When an integrated circuit (1) as disclosed is packaged, the p-type substrate (2) may be attached to this package by a heat conducting material, such as a conductive epoxy material, as the high side devices (6) are isolated from the substrate (2) by the diode (10). This connection improves the thermal conductivity of integrated circuit (1) while grounding the p-type substrate.

An integrated circuit (1) as disclosed in the foregoing paragraphs can be manufactured by a method comprising: providing a silicon substrate (2) of a first doping type, forming in the substrate (2) a first well (3) of a first doping type, and a second well (4) of a second type, monolithically integrating above the first well (3) a first group III-N transistor (5) having a source region (8) and above the second well (4) a second group III-N transistor (6) having a source region (9), both transistors (5, 6) being separated from each-other by an isolation region (7), and; forming an electrical contact respectively between the source region (8) of the first transistor (5) and the first well (3), and between the source region (9) of the second transistor (6) and the second well (4).

The first group III-N transistor (5) and the second group III-N transistor (6) can be monolithically integrated by forming on the silicon substrate (2) a stack (12) of a buffer layer, a group III-N channel stack and a barrier layer, forming within the stack electrically isolating regions (7) thereby creating active areas isolated (d) from each-other, forming within each active area a gate region, forming a dielectric passivation layer outside the gate region, forming within each active area a source region (8, 9) and a drain region thereby removing the dielectric passivation layer at these regions.

The electrical contact can be formed by, for each well (3, 4), forming a conductive via (13) extending through the passivation layer and the stack (12) to the well (3, 4) and forming a metal layer connecting the conductive via (13) with the corresponding source region (8, 9).

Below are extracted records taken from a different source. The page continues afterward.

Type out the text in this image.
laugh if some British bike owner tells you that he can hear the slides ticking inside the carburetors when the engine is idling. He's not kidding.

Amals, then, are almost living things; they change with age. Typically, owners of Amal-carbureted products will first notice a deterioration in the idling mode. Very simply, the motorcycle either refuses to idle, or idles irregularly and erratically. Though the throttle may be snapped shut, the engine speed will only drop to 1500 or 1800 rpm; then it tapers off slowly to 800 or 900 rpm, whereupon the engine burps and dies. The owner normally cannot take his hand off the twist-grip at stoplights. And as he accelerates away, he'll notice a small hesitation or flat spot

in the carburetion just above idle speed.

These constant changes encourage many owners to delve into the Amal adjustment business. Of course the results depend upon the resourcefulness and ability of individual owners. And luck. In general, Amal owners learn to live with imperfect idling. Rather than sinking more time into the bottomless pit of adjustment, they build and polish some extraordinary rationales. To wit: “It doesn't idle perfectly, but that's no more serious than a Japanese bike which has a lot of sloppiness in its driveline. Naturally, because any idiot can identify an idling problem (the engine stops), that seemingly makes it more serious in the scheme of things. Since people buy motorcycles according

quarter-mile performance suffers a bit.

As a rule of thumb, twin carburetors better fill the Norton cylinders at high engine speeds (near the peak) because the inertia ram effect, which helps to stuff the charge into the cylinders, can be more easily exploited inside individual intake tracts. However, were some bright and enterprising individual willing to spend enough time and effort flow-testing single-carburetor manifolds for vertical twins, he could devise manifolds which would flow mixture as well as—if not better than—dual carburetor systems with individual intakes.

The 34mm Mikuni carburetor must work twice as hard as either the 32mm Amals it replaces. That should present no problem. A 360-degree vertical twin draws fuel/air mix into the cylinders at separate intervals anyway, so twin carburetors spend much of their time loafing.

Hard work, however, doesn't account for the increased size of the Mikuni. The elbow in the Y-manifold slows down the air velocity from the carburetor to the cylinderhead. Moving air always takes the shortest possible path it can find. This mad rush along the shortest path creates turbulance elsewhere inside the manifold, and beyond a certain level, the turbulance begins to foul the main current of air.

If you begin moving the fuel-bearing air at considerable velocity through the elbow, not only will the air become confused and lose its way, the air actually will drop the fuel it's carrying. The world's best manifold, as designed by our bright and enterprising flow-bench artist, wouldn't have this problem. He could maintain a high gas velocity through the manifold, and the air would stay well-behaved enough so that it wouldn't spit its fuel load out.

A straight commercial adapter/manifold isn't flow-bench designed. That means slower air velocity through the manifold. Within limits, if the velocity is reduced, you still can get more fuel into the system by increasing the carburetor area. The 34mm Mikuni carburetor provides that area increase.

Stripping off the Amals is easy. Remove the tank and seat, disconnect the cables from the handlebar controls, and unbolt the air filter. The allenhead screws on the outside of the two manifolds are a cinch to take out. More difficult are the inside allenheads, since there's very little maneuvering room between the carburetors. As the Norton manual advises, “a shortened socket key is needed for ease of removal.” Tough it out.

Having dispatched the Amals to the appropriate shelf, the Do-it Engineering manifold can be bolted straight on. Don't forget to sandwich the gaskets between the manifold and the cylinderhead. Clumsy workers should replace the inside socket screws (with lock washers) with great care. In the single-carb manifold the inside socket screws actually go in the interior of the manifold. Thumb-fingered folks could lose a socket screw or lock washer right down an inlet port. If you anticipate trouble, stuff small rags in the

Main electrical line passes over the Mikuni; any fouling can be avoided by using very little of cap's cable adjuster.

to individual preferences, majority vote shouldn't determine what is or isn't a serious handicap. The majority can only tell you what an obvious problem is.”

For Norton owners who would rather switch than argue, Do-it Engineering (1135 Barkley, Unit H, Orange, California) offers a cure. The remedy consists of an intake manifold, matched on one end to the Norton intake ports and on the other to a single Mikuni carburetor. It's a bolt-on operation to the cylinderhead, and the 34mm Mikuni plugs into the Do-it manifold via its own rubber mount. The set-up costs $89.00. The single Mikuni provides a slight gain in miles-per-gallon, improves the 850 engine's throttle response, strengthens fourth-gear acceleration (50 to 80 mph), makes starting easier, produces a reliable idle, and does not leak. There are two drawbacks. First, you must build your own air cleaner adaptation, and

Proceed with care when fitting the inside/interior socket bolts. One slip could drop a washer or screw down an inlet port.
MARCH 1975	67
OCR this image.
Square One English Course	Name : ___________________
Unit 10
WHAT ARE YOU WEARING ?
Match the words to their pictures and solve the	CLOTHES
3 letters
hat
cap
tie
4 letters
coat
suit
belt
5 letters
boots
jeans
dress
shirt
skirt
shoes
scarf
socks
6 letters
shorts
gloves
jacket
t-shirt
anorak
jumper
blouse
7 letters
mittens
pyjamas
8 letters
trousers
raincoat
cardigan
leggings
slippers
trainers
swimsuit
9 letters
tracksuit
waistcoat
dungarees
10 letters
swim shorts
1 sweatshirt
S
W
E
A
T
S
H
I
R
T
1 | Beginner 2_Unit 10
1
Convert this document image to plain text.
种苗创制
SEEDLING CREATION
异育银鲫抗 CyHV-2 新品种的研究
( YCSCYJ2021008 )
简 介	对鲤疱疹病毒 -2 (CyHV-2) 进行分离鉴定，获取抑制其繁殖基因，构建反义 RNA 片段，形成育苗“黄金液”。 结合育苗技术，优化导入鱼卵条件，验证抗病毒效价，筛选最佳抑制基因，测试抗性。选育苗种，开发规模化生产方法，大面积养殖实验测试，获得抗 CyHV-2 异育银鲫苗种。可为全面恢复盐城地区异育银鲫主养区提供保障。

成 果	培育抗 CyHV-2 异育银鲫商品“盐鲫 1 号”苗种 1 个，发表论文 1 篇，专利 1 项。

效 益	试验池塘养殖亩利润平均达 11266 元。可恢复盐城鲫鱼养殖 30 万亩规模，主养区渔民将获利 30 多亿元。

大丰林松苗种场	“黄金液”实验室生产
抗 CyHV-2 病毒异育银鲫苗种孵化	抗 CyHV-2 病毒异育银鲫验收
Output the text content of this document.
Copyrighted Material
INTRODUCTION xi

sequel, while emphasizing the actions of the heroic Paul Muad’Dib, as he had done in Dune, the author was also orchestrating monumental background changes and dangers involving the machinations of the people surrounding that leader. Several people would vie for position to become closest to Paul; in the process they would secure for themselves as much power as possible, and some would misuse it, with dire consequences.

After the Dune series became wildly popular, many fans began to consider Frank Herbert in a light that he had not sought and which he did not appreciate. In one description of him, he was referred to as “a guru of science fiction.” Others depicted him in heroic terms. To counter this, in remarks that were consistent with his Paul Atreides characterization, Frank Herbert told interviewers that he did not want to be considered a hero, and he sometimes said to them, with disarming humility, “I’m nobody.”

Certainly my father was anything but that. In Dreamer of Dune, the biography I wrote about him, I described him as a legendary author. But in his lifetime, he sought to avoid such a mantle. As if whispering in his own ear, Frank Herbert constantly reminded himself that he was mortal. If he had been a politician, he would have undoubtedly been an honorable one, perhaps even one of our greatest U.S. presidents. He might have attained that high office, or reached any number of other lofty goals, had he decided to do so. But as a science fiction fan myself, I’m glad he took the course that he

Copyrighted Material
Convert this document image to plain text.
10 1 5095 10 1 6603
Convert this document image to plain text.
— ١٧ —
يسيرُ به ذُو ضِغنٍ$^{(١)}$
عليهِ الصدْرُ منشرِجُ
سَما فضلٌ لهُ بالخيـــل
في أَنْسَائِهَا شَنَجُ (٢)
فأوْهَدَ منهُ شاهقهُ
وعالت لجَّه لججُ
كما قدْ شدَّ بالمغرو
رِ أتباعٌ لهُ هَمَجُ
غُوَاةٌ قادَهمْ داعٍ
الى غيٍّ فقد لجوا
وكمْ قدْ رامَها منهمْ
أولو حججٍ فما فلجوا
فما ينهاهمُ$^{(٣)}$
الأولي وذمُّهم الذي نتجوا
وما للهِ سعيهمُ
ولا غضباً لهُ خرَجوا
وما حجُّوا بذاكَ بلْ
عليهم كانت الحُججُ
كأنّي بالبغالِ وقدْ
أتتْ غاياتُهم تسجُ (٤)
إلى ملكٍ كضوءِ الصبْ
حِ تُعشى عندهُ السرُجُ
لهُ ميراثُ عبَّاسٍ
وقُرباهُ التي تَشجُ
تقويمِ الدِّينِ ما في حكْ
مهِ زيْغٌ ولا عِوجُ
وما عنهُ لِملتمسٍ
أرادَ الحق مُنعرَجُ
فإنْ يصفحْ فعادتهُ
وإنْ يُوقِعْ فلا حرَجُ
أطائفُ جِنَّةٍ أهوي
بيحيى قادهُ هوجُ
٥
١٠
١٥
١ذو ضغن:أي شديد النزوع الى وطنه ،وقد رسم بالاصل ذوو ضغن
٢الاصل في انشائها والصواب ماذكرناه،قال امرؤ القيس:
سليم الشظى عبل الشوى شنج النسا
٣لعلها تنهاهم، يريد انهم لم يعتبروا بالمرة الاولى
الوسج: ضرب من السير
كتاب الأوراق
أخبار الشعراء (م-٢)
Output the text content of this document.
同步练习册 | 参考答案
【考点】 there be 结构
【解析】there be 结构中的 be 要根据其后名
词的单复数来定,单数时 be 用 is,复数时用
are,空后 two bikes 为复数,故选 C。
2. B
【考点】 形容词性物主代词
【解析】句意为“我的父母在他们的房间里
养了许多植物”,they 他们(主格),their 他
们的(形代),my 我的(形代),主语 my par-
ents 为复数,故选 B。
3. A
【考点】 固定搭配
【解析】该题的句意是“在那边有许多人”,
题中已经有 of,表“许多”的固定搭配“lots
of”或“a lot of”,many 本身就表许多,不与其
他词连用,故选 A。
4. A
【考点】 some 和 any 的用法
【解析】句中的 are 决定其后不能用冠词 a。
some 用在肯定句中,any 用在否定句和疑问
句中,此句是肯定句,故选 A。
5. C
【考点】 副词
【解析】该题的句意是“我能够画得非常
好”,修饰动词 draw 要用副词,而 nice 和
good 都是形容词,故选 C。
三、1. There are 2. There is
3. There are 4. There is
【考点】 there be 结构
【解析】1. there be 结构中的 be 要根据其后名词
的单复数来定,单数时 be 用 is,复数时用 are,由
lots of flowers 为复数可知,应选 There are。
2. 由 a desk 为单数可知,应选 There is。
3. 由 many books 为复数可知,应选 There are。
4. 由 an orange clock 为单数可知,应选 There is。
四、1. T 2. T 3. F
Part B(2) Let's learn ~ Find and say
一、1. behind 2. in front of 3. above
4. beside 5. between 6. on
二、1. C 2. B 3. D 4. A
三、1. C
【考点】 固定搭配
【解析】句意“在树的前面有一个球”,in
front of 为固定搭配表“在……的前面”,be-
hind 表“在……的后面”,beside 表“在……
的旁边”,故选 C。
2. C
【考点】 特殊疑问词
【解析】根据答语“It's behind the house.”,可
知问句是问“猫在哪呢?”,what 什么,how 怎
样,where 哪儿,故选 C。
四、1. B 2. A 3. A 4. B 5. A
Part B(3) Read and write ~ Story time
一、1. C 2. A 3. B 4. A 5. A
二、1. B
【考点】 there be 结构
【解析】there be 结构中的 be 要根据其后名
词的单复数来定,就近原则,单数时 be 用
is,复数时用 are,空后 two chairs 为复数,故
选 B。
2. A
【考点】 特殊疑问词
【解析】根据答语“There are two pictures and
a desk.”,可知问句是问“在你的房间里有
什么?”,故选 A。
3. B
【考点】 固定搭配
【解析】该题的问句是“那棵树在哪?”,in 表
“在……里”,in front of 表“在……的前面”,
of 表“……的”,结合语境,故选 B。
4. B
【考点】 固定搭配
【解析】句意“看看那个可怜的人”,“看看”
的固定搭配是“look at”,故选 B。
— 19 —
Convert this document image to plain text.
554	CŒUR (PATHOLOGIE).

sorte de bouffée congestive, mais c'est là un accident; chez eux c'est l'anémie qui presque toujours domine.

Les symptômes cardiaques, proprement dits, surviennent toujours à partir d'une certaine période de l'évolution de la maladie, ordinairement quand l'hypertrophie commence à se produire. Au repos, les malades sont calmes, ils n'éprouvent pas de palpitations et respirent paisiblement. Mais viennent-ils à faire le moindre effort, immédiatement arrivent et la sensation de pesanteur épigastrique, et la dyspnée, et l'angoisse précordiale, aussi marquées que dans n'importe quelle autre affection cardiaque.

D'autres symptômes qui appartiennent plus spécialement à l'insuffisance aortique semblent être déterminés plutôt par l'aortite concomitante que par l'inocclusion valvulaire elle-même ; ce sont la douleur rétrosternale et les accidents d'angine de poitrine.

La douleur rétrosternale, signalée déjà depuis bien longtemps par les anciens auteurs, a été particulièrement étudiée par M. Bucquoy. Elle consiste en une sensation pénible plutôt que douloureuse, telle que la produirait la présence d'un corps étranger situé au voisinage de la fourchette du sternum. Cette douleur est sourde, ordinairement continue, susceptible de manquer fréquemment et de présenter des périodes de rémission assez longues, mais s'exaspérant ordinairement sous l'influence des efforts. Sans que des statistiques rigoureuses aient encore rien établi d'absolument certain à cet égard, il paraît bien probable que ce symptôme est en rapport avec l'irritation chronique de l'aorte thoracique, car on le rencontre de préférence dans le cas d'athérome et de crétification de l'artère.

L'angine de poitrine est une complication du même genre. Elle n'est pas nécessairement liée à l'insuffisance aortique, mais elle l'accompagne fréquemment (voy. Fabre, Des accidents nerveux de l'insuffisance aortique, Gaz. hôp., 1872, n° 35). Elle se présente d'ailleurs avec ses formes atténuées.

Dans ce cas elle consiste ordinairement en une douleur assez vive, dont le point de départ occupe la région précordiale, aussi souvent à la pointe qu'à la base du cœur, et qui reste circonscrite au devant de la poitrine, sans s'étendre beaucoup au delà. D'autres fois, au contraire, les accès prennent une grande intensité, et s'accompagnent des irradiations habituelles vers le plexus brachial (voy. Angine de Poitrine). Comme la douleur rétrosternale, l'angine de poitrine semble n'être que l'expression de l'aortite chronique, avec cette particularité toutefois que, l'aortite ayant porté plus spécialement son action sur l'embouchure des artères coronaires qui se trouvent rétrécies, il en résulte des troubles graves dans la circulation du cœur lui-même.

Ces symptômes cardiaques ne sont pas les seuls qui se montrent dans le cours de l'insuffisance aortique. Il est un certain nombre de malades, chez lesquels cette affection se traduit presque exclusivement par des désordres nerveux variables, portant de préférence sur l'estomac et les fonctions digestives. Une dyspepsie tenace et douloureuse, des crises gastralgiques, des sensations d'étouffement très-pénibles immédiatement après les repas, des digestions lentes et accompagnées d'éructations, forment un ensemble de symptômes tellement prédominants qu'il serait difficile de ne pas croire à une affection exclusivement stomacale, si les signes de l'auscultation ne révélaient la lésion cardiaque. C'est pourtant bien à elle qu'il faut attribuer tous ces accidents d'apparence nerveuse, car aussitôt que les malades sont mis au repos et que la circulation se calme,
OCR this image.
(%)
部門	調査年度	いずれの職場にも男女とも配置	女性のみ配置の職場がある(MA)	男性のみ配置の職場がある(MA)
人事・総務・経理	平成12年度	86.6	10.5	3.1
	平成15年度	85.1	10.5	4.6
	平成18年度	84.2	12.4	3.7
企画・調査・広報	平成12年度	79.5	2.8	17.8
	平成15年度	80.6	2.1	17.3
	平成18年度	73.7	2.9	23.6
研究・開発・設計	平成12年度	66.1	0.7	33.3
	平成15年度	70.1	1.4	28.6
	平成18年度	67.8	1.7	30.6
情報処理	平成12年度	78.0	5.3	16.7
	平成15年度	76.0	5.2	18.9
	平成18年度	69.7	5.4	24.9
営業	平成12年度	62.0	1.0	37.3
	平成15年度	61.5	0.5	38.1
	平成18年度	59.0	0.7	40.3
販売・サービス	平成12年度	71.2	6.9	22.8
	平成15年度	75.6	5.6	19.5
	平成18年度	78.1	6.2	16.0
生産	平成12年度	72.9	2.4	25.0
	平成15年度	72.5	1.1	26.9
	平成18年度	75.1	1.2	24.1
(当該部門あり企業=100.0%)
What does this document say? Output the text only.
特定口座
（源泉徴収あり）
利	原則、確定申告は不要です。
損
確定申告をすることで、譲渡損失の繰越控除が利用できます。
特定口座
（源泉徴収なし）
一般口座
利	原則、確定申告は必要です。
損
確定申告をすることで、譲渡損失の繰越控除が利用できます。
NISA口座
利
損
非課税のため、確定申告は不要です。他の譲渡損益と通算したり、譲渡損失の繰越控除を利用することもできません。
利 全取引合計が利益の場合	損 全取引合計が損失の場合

A step or block that represents a processing of information can correspond to circuitry that can be configured to perform the specific logical functions of a herein-described method or technique. Alternatively or additionally, a step or block that represents a processing of information can correspond to a module, a segment, or a portion of program code (including related data). The program code can include one or more instructions executable by a processor for implementing specific logical functions or actions in the method or technique. The program code and/or related data can be stored on any type of computer readable medium such as a storage device including a disk, hard drive, or other storage medium.

The computer readable medium can also include non-transitory computer readable media such as computer-readable media that store data for short periods of time like register memory, processor cache, and random access memory (RAM). The computer readable media can also include non-transitory computer readable media that store program code and/or data for longer periods of time. Thus, the computer readable media may include secondary or persistent long term storage, like read only memory (ROM), optical or magnetic disks, compact-disc read only memory (CD-ROM), for example. The computer readable media can also be any other volatile or non-volatile storage systems. A computer readable medium can be considered a computer readable storage medium, for example, or a tangible storage device.

Claims

1. An integrated circuit comprising:

a first group III-N transistor having a source region, and a second group III-N transistor having a source region, both transistors being monolithically integrated on a common silicon substrate of a first doping type and separated from each other by an isolation region; and

the substrate comprising underneath the first transistor a first well of a first doping type electrically connected to the source region of the first transistor, and comprising underneath the second transistor a second well of a second doping type electrically connected to the source region of the second transistor, thereby forming a junction diode in the substrate between the sources of the first and the second transistor.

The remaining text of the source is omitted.